Despite the brilliantly written supporting characters (Scarlet Johansson, Sam Rockwell, Alfie Allen, and Stephen Merchant), the film would fall apart without the naturalism of Roman Griffin Davis. This kid in the lead role embodies childhood chasteness and wonder, and for the audience he serves as a gateway that allows people to empathize with youth. Waititi undestands this well seeming to be a big child himself, but his direction of Davis allows the 10-year-old to embody this spirit of childhood. There isn't a whiff of amateurishness or any precociousness in the Jojo performance, which can often come with huge child roles such as this one. Davis plays Jojo joyously free and inhibitionless. He's a marvel. He captures all the fancifulness of childhood creativity and imaginative play--albeit with Hitler himself an imaginary friend. Jojo's exposure to the Nazi propoganda and messaging of the day has led him to a path of blind devotion and fanaticism to the Third Reich, which makes total sense from his perspective, as crazy as it appears to us watching.

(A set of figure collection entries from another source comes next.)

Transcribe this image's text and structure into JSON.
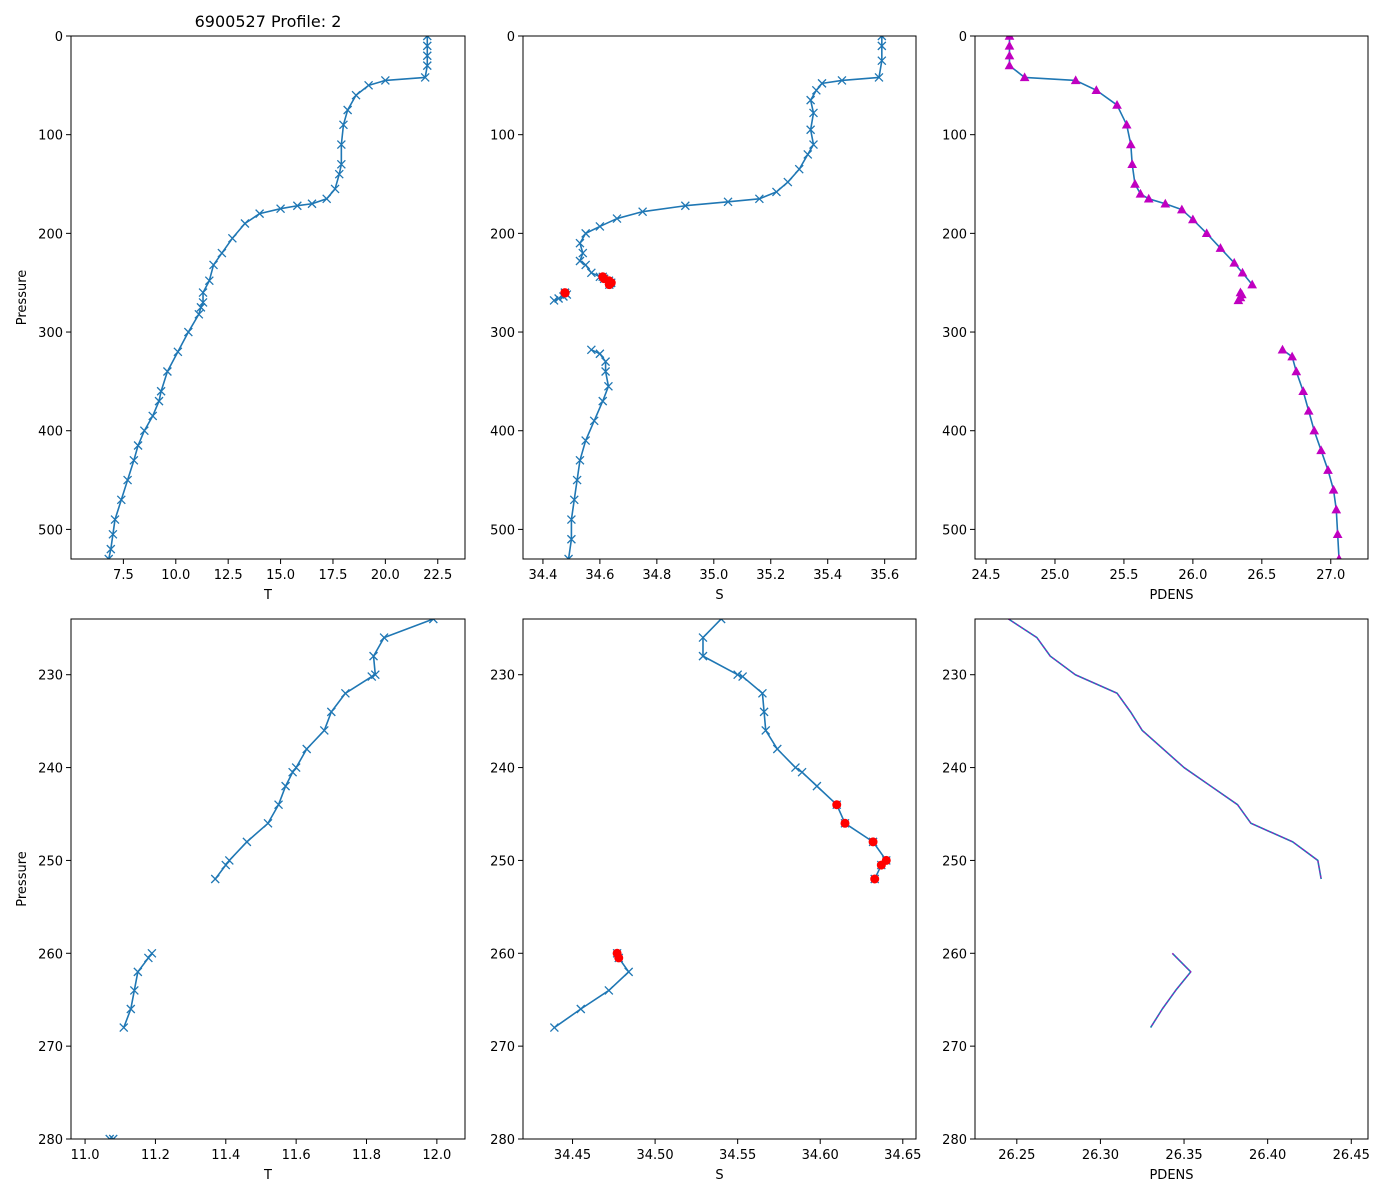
{
  "colors": {
    "line": "#1f77b4",
    "marker": "#1f77b4",
    "flag": "#ff0000",
    "dens_marker": "#c000c0"
  },
  "chart_data": [
    {
      "id": "t-full",
      "type": "line",
      "title": "6900527 Profile: 2",
      "xlabel": "T",
      "ylabel": "Pressure",
      "xlim": [
        5.0,
        23.8
      ],
      "ylim": [
        530,
        0
      ],
      "y_inverted": true,
      "xticks": [
        7.5,
        10.0,
        12.5,
        15.0,
        17.5,
        20.0,
        22.5
      ],
      "xtick_labels": [
        "7.5",
        "10.0",
        "12.5",
        "15.0",
        "17.5",
        "20.0",
        "22.5"
      ],
      "yticks": [
        0,
        100,
        200,
        300,
        400,
        500
      ],
      "ytick_labels": [
        "0",
        "100",
        "200",
        "300",
        "400",
        "500"
      ],
      "marker": "x",
      "series": [
        {
          "name": "T",
          "x": [
            22.0,
            22.0,
            22.0,
            22.0,
            21.9,
            20.0,
            19.2,
            18.6,
            18.2,
            18.0,
            17.9,
            17.9,
            17.8,
            17.6,
            17.2,
            16.5,
            15.8,
            15.0,
            14.0,
            13.3,
            12.7,
            12.2,
            11.8,
            11.6,
            11.3,
            11.3,
            11.2,
            11.1,
            10.6,
            10.1,
            9.6,
            9.3,
            9.2,
            8.9,
            8.5,
            8.2,
            8.0,
            7.7,
            7.4,
            7.1,
            7.0,
            6.9,
            6.8
          ],
          "y": [
            0,
            10,
            20,
            30,
            42,
            45,
            50,
            60,
            75,
            90,
            110,
            130,
            140,
            155,
            165,
            170,
            172,
            175,
            180,
            190,
            205,
            220,
            232,
            248,
            260,
            270,
            275,
            282,
            300,
            320,
            340,
            360,
            370,
            385,
            400,
            415,
            430,
            450,
            470,
            490,
            505,
            520,
            530
          ]
        }
      ]
    },
    {
      "id": "s-full",
      "type": "line",
      "title": "",
      "xlabel": "S",
      "ylabel": "",
      "xlim": [
        34.33,
        35.71
      ],
      "ylim": [
        530,
        0
      ],
      "y_inverted": true,
      "xticks": [
        34.4,
        34.6,
        34.8,
        35.0,
        35.2,
        35.4,
        35.6
      ],
      "xtick_labels": [
        "34.4",
        "34.6",
        "34.8",
        "35.0",
        "35.2",
        "35.4",
        "35.6"
      ],
      "yticks": [
        0,
        100,
        200,
        300,
        400,
        500
      ],
      "ytick_labels": [
        "0",
        "100",
        "200",
        "300",
        "400",
        "500"
      ],
      "marker": "x",
      "series": [
        {
          "name": "S upper",
          "x": [
            35.59,
            35.59,
            35.59,
            35.58,
            35.45,
            35.38,
            35.36,
            35.34,
            35.35,
            35.34,
            35.35,
            35.33,
            35.3,
            35.26,
            35.22,
            35.16,
            35.05,
            34.9,
            34.75,
            34.66,
            34.6,
            34.55,
            34.53,
            34.54,
            34.53,
            34.55,
            34.57,
            34.6
          ],
          "y": [
            0,
            10,
            25,
            42,
            45,
            48,
            55,
            65,
            78,
            95,
            110,
            120,
            135,
            148,
            158,
            165,
            168,
            172,
            178,
            185,
            193,
            200,
            210,
            220,
            228,
            232,
            240,
            244
          ]
        },
        {
          "name": "S flagged",
          "x": [
            34.61,
            34.615,
            34.632,
            34.64,
            34.637,
            34.633
          ],
          "y": [
            244,
            246,
            248,
            250,
            250.5,
            252
          ]
        },
        {
          "name": "S mid",
          "x": [
            34.477,
            34.478,
            34.484,
            34.472,
            34.455,
            34.439
          ],
          "y": [
            260,
            260.5,
            262,
            264,
            266,
            268
          ]
        },
        {
          "name": "S lower",
          "x": [
            34.57,
            34.6,
            34.62,
            34.62,
            34.63,
            34.61,
            34.58,
            34.55,
            34.53,
            34.52,
            34.51,
            34.5,
            34.5,
            34.49
          ],
          "y": [
            318,
            322,
            330,
            340,
            355,
            370,
            390,
            410,
            430,
            450,
            470,
            490,
            510,
            530
          ]
        }
      ],
      "flag_points": {
        "x": [
          34.61,
          34.615,
          34.632,
          34.64,
          34.637,
          34.633,
          34.477,
          34.478
        ],
        "y": [
          244,
          246,
          248,
          250,
          250.5,
          252,
          260,
          260.5
        ]
      }
    },
    {
      "id": "pdens-full",
      "type": "line",
      "title": "",
      "xlabel": "PDENS",
      "ylabel": "",
      "xlim": [
        24.42,
        27.27
      ],
      "ylim": [
        530,
        0
      ],
      "y_inverted": true,
      "xticks": [
        24.5,
        25.0,
        25.5,
        26.0,
        26.5,
        27.0
      ],
      "xtick_labels": [
        "24.5",
        "25.0",
        "25.5",
        "26.0",
        "26.5",
        "27.0"
      ],
      "yticks": [
        0,
        100,
        200,
        300,
        400,
        500
      ],
      "ytick_labels": [
        "0",
        "100",
        "200",
        "300",
        "400",
        "500"
      ],
      "marker": "triangle",
      "series": [
        {
          "name": "PDENS upper",
          "x": [
            24.67,
            24.67,
            24.67,
            24.67,
            24.78,
            25.15,
            25.3,
            25.45,
            25.52,
            25.55,
            25.56,
            25.58,
            25.62,
            25.68,
            25.8,
            25.92,
            26.0,
            26.1,
            26.2,
            26.3,
            26.36,
            26.43
          ],
          "y": [
            0,
            10,
            20,
            30,
            42,
            45,
            55,
            70,
            90,
            110,
            130,
            150,
            160,
            165,
            170,
            176,
            186,
            200,
            215,
            230,
            240,
            252
          ]
        },
        {
          "name": "PDENS mid",
          "x": [
            26.345,
            26.355,
            26.345,
            26.33
          ],
          "y": [
            260,
            262,
            265,
            268
          ]
        },
        {
          "name": "PDENS lower",
          "x": [
            26.65,
            26.72,
            26.75,
            26.8,
            26.84,
            26.88,
            26.93,
            26.98,
            27.02,
            27.04,
            27.05,
            27.06
          ],
          "y": [
            318,
            325,
            340,
            360,
            380,
            400,
            420,
            440,
            460,
            480,
            505,
            530
          ]
        }
      ]
    },
    {
      "id": "t-zoom",
      "type": "line",
      "title": "",
      "xlabel": "T",
      "ylabel": "Pressure",
      "xlim": [
        10.96,
        12.08
      ],
      "ylim": [
        280,
        224
      ],
      "y_inverted": true,
      "xticks": [
        11.0,
        11.2,
        11.4,
        11.6,
        11.8,
        12.0
      ],
      "xtick_labels": [
        "11.0",
        "11.2",
        "11.4",
        "11.6",
        "11.8",
        "12.0"
      ],
      "yticks": [
        230,
        240,
        250,
        260,
        270,
        280
      ],
      "ytick_labels": [
        "230",
        "240",
        "250",
        "260",
        "270",
        "280"
      ],
      "marker": "x",
      "series": [
        {
          "name": "T upper",
          "x": [
            11.99,
            11.85,
            11.82,
            11.825,
            11.815,
            11.74,
            11.7,
            11.68,
            11.63,
            11.6,
            11.59,
            11.57,
            11.55,
            11.52,
            11.46,
            11.41,
            11.4,
            11.37
          ],
          "y": [
            224,
            226,
            228,
            230,
            230.2,
            232,
            234,
            236,
            238,
            240,
            240.5,
            242,
            244,
            246,
            248,
            250,
            250.5,
            252
          ]
        },
        {
          "name": "T mid",
          "x": [
            11.19,
            11.18,
            11.15,
            11.14,
            11.13,
            11.11
          ],
          "y": [
            260,
            260.5,
            262,
            264,
            266,
            268
          ]
        },
        {
          "name": "T deep",
          "x": [
            11.07,
            11.08
          ],
          "y": [
            280,
            280
          ]
        }
      ]
    },
    {
      "id": "s-zoom",
      "type": "line",
      "title": "",
      "xlabel": "S",
      "ylabel": "",
      "xlim": [
        34.42,
        34.658
      ],
      "ylim": [
        280,
        224
      ],
      "y_inverted": true,
      "xticks": [
        34.45,
        34.5,
        34.55,
        34.6,
        34.65
      ],
      "xtick_labels": [
        "34.45",
        "34.50",
        "34.55",
        "34.60",
        "34.65"
      ],
      "yticks": [
        230,
        240,
        250,
        260,
        270,
        280
      ],
      "ytick_labels": [
        "230",
        "240",
        "250",
        "260",
        "270",
        "280"
      ],
      "marker": "x",
      "series": [
        {
          "name": "S upper",
          "x": [
            34.54,
            34.529,
            34.529,
            34.55,
            34.553,
            34.565,
            34.566,
            34.567,
            34.574,
            34.585,
            34.589,
            34.598,
            34.61,
            34.615,
            34.632,
            34.64,
            34.637,
            34.633
          ],
          "y": [
            224,
            226,
            228,
            230,
            230.2,
            232,
            234,
            236,
            238,
            240,
            240.5,
            242,
            244,
            246,
            248,
            250,
            250.5,
            252
          ]
        },
        {
          "name": "S mid",
          "x": [
            34.477,
            34.478,
            34.484,
            34.472,
            34.455,
            34.439
          ],
          "y": [
            260,
            260.5,
            262,
            264,
            266,
            268
          ]
        }
      ],
      "flag_points": {
        "x": [
          34.61,
          34.615,
          34.632,
          34.64,
          34.637,
          34.633,
          34.477,
          34.478
        ],
        "y": [
          244,
          246,
          248,
          250,
          250.5,
          252,
          260,
          260.5
        ]
      }
    },
    {
      "id": "pdens-zoom",
      "type": "line",
      "title": "",
      "xlabel": "PDENS",
      "ylabel": "",
      "xlim": [
        26.225,
        26.46
      ],
      "ylim": [
        280,
        224
      ],
      "y_inverted": true,
      "xticks": [
        26.25,
        26.3,
        26.35,
        26.4,
        26.45
      ],
      "xtick_labels": [
        "26.25",
        "26.30",
        "26.35",
        "26.40",
        "26.45"
      ],
      "yticks": [
        230,
        240,
        250,
        260,
        270,
        280
      ],
      "ytick_labels": [
        "230",
        "240",
        "250",
        "260",
        "270",
        "280"
      ],
      "marker": "none",
      "series": [
        {
          "name": "PDENS upper",
          "x": [
            26.245,
            26.262,
            26.27,
            26.285,
            26.31,
            26.318,
            26.325,
            26.35,
            26.366,
            26.382,
            26.39,
            26.415,
            26.43,
            26.432
          ],
          "y": [
            224,
            226,
            228,
            230,
            232,
            234,
            236,
            240,
            242,
            244,
            246,
            248,
            250,
            252
          ]
        },
        {
          "name": "PDENS mid",
          "x": [
            26.343,
            26.354,
            26.345,
            26.337,
            26.33
          ],
          "y": [
            260,
            262,
            264,
            266,
            268
          ]
        }
      ]
    }
  ]
}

JOJO RABBIT hits phenomenal emotional beats as preadolescence confronts maturity, as disinformation confronts truth, and as imagination confronts the processing of reality. Waititi has an offbeat way to deliver his own messaing, but he walks the tightrope between too serious and too silly just about perfectly. I would suggest the emotion of the final invasion's war scene is sacrificed slightly by some of Waititi's visual gags happening in the background. But this is the only misfire in the film's dynamic tone that comes to mind. Waititi even has control over the use of Rebel Wilson, whose traditional comic notes are boisterous, obnoxious slapstick. Here she's sedated somewhat and is a good fit for what's asked of her. JOJO RABBIT is too spry and visually uninterested in being a war film to be an actual war film. It's a character piece all the way, and Waititi's script beautifully fleshes out the character work before the cast came in to add an even further layer to the movie's sophistication, depth, and heart.